To have interactive prompt in your ssh shell, you need to have allocated PTY also on the server side. It is done automatically when you call ssh host
.
When you allocate this PTY on server, then your local terminal and the remote one are exchanging some additional messages (Terminal control characters), which give the remote shell information about the size of your local terminal, the remote can update title of your window and so on. This is something you really don't want when you want to transfer files or just pass the output "as it is". It would modify that and you would get generally something else. Again, this is done automatically in case you use scp
or just noninteractive script as ssh host my_script
.
So far good. You don't need the switches. But things might not be always so simple.
You might want to invoke some interactive shell as a command, for example ssh host /bin/zsh
. This would work, but it will not be interactive. In this case, you need to use the -t
switch to make it working properly: ssh -t host /bin/zsh
.
The same thing can go other way round. You might have server set up, that it will give you some output regardless the command you ask for.

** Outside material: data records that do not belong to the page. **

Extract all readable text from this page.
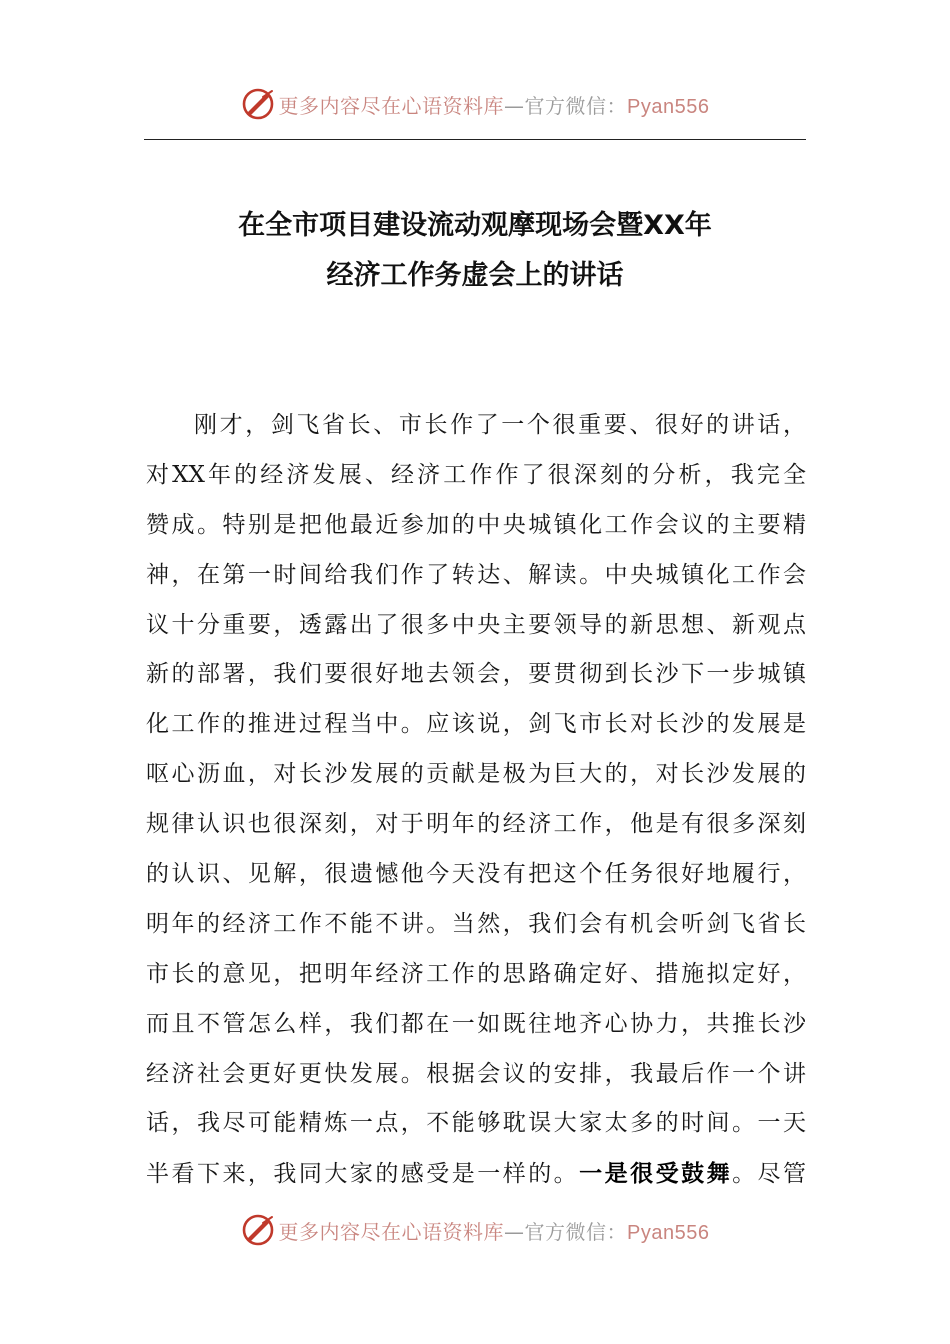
更多内容尽在心语资料库—官方微信：Pyan556
在全市项目建设流动观摩现场会暨XX年
经济工作务虚会上的讲话
刚才，剑飞省长、市长作了一个很重要、很好的讲话，
对XX年的经济发展、经济工作作了很深刻的分析，我完全
赞成。特别是把他最近参加的中央城镇化工作会议的主要精
神，在第一时间给我们作了转达、解读。中央城镇化工作会
议十分重要，透露出了很多中央主要领导的新思想、新观点
新的部署，我们要很好地去领会，要贯彻到长沙下一步城镇
化工作的推进过程当中。应该说，剑飞市长对长沙的发展是
呕心沥血，对长沙发展的贡献是极为巨大的，对长沙发展的
规律认识也很深刻，对于明年的经济工作，他是有很多深刻
的认识、见解，很遗憾他今天没有把这个任务很好地履行，
明年的经济工作不能不讲。当然，我们会有机会听剑飞省长
市长的意见，把明年经济工作的思路确定好、措施拟定好，
而且不管怎么样，我们都在一如既往地齐心协力，共推长沙
经济社会更好更快发展。根据会议的安排，我最后作一个讲
话，我尽可能精炼一点，不能够耽误大家太多的时间。一天
半看下来，我同大家的感受是一样的。一是很受鼓舞。尽管
更多内容尽在心语资料库—官方微信：Pyan556
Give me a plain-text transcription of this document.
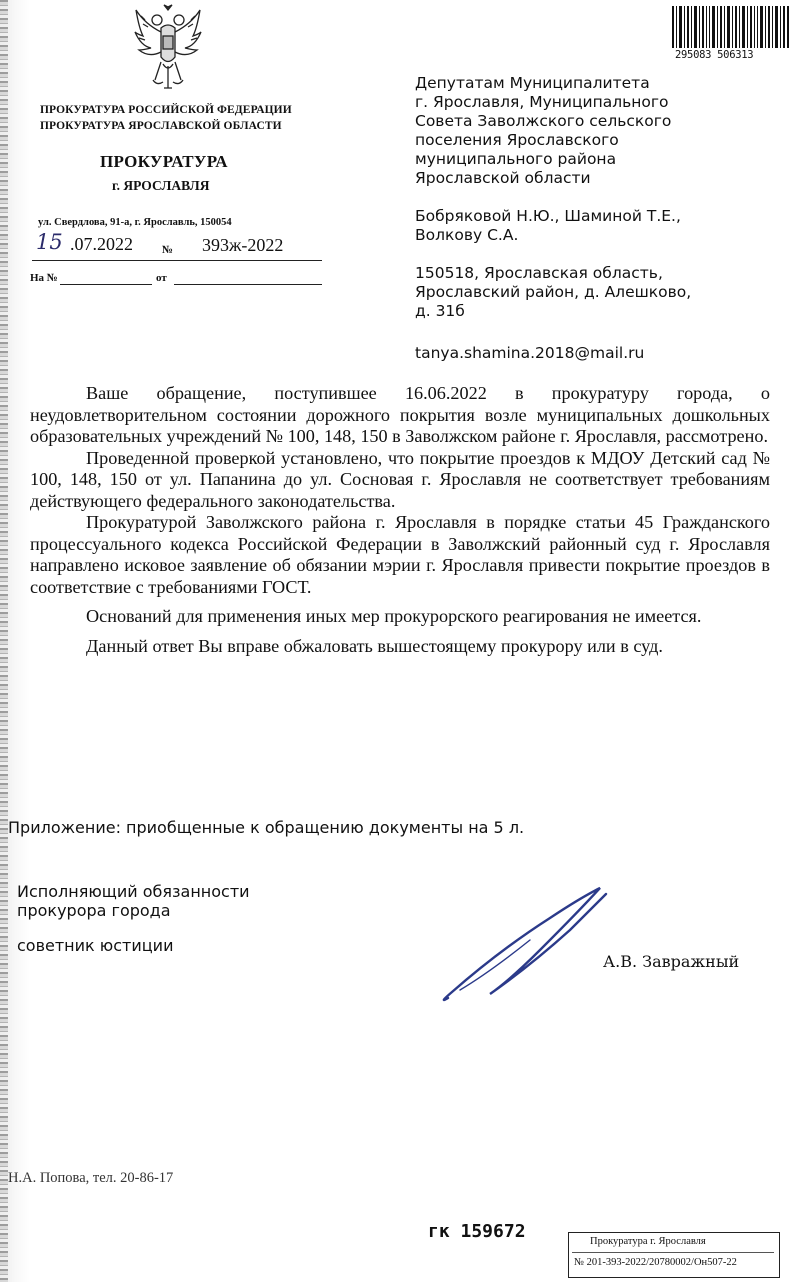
ПРОКУРАТУРА РОССИЙСКОЙ ФЕДЕРАЦИИ
ПРОКУРАТУРА ЯРОСЛАВСКОЙ ОБЛАСТИ
ПРОКУРАТУРА
г. ЯРОСЛАВЛЯ
ул. Свердлова, 91-а, г. Ярославль, 150054
15 .07.2022	№ 393ж-2022
На №	от
295083 506313
Депутатам Муниципалитета
г. Ярославля, Муниципального
Совета Заволжского сельского
поселения Ярославского
муниципального района
Ярославской области
Бобряковой Н.Ю., Шаминой Т.Е.,
Волкову С.А.
150518, Ярославская область,
Ярославский район, д. Алешково,
д. 31б
tanya.shamina.2018@mail.ru

Ваше обращение, поступившее 16.06.2022 в прокуратуру города, о неудовлетворительном состоянии дорожного покрытия возле муниципальных дошкольных образовательных учреждений № 100, 148, 150 в Заволжском районе г. Ярославля, рассмотрено.

Проведенной проверкой установлено, что покрытие проездов к МДОУ Детский сад № 100, 148, 150 от ул. Папанина до ул. Сосновая г. Ярославля не соответствует требованиям действующего федерального законодательства.

Прокуратурой Заволжского района г. Ярославля в порядке статьи 45 Гражданского процессуального кодекса Российской Федерации в Заволжский районный суд г. Ярославля направлено исковое заявление об обязании мэрии г. Ярославля привести покрытие проездов в соответствие с требованиями ГОСТ.

Оснований для применения иных мер прокурорского реагирования не имеется.

Данный ответ Вы вправе обжаловать вышестоящему прокурору или в суд.

Приложение: приобщенные к обращению документы на 5 л.
Исполняющий обязанности
прокурора города
советник юстиции
А.В. Завражный
Н.А. Попова, тел. 20-86-17
гк 159672	Прокуратура г. Ярославля
№ 201-393-2022/20780002/Он507-22
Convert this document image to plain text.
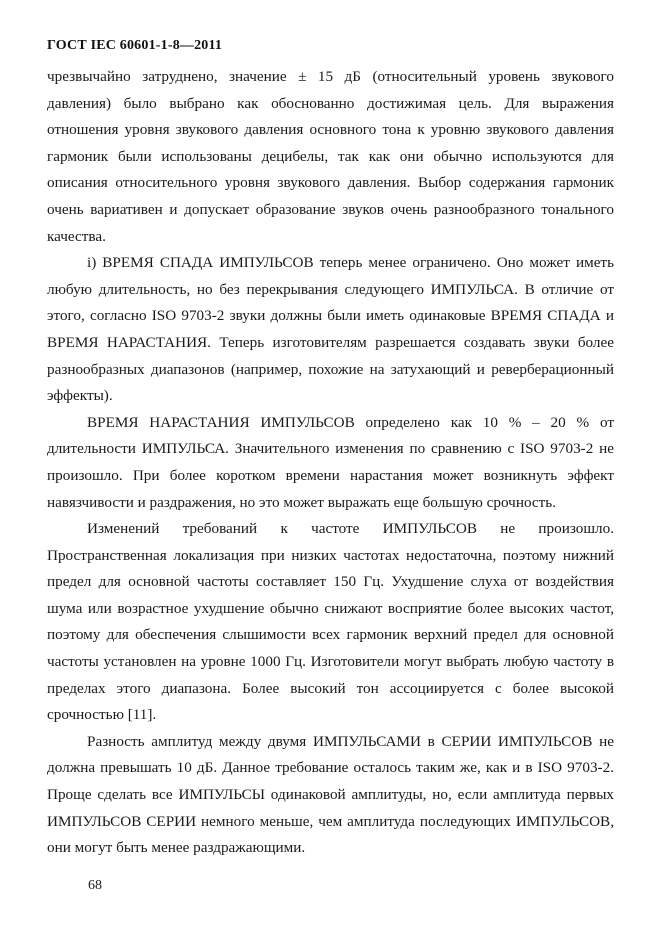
ГОСТ IEC 60601-1-8—2011

чрезвычайно затруднено, значение ± 15 дБ (относительный уровень звукового давления) было выбрано как обоснованно достижимая цель. Для выражения отношения уровня звукового давления основного тона к уровню звукового давления гармоник были использованы децибелы, так как они обычно используются для описания относительного уровня звукового давления. Выбор содержания гармоник очень вариативен и допускает образование звуков очень разнообразного тонального качества.

i) ВРЕМЯ СПАДА ИМПУЛЬСОВ теперь менее ограничено. Оно может иметь любую длительность, но без перекрывания следующего ИМПУЛЬСА. В отличие от этого, согласно ISO 9703-2 звуки должны были иметь одинаковые ВРЕМЯ СПАДА и ВРЕМЯ НАРАСТАНИЯ. Теперь изготовителям разрешается создавать звуки более разнообразных диапазонов (например, похожие на затухающий и реверберационный эффекты).

ВРЕМЯ НАРАСТАНИЯ ИМПУЛЬСОВ определено как 10 % – 20 % от длительности ИМПУЛЬСА. Значительного изменения по сравнению с ISO 9703-2 не произошло. При более коротком времени нарастания может возникнуть эффект навязчивости и раздражения, но это может выражать еще большую срочность.

Изменений требований к частоте ИМПУЛЬСОВ не произошло. Пространственная локализация при низких частотах недостаточна, поэтому нижний предел для основной частоты составляет 150 Гц. Ухудшение слуха от воздействия шума или возрастное ухудшение обычно снижают восприятие более высоких частот, поэтому для обеспечения слышимости всех гармоник верхний предел для основной частоты установлен на уровне 1000 Гц. Изготовители могут выбрать любую частоту в пределах этого диапазона. Более высокий тон ассоциируется с более высокой срочностью [11].

Разность амплитуд между двумя ИМПУЛЬСАМИ в СЕРИИ ИМПУЛЬСОВ не должна превышать 10 дБ. Данное требование осталось таким же, как и в ISO 9703-2. Проще сделать все ИМПУЛЬСЫ одинаковой амплитуды, но, если амплитуда первых ИМПУЛЬСОВ СЕРИИ немного меньше, чем амплитуда последующих ИМПУЛЬСОВ, они могут быть менее раздражающими.

68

In that case, you really don't want to mess it up with any terminal control characters and then you might want to use ssh -T host
to avoid this clutch.
You can consider the -T
also as the way to safe resources on server and as some "second line of defense". You can disable the TTY allocation in the server configuration, but what if ...
The most common use case for the -T
switch is
ssh -T git@github.com
to verify that you have set up your ssh keys properly to authenticate to github.